After announcing the flotation of Saudi Aramco in 2016, the kingdom began pushing for higher crude prices partly to help maximize the valuation of the state oil company ahead of an initial public offering (IPO), originally scheduled for 2018.
That changed in April when U.S. President Donald Trump put public pressure on Riyadh to keep crude prices in check, wanting to stop U.S. fuel costs rising ahead of the U.S. midterm elections in November.
Now, even though the IPO has been shelved, Saudi Arabia still wants to keep oil prices as high as possible without offending Washington, the sources said. Saudi needs cash to finance a series of economic development projects.
OPEC and Saudi Arabia do not have an official price target and are unlikely to adopt one formally.
“The Saudis need oil at about US$80 and they don’t want prices to go below US$70. They want to manage the market like this,” one of the sources told Reuters.
“They need cash. They have plans and reforms and now the IPO is delayed. But they don’t want anyone else talking about oil prices now. It’s all because of Trump,” the source said.

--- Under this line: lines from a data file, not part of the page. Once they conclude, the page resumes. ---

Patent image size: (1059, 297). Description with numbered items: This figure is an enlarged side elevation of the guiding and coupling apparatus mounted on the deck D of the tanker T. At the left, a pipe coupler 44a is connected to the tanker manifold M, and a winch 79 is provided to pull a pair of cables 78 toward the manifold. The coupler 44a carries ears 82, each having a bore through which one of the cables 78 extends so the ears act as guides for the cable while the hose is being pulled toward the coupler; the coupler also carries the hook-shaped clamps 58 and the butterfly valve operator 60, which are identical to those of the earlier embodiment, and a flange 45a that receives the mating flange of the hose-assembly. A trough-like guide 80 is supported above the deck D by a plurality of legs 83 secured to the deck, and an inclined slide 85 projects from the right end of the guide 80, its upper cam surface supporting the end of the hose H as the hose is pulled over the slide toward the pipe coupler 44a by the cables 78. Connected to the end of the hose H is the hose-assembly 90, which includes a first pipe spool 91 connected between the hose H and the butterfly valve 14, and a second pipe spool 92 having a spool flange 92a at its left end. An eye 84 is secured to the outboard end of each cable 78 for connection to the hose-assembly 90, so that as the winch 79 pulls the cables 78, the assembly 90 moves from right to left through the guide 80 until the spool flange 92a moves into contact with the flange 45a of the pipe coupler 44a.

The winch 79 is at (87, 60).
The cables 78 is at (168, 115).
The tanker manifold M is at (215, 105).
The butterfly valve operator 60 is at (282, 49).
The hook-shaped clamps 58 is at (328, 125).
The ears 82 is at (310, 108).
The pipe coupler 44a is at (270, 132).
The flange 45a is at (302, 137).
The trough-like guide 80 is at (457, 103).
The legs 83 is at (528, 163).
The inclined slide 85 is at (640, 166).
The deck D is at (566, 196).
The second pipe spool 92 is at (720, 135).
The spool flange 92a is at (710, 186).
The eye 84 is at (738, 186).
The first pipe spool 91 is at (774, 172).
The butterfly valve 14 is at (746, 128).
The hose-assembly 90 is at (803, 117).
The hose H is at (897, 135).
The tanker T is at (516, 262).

An informal target of US$70 to US$80 raises the prospect of Saudi Arabia making regular tweaks to its output to influence the cost of crude as the market responds to other factors affecting global supply and demand.
One industry source said it may have done precisely that last week. With Brent heading towards US$80 a barrel, Saudi Arabia told the market about an increase in its production last month sooner than it would have usually released such information, the source, who follows Saudi output policy, said.
“The Saudis will probably put a few more dampening signals out, given where prices have gone,” the industry source said.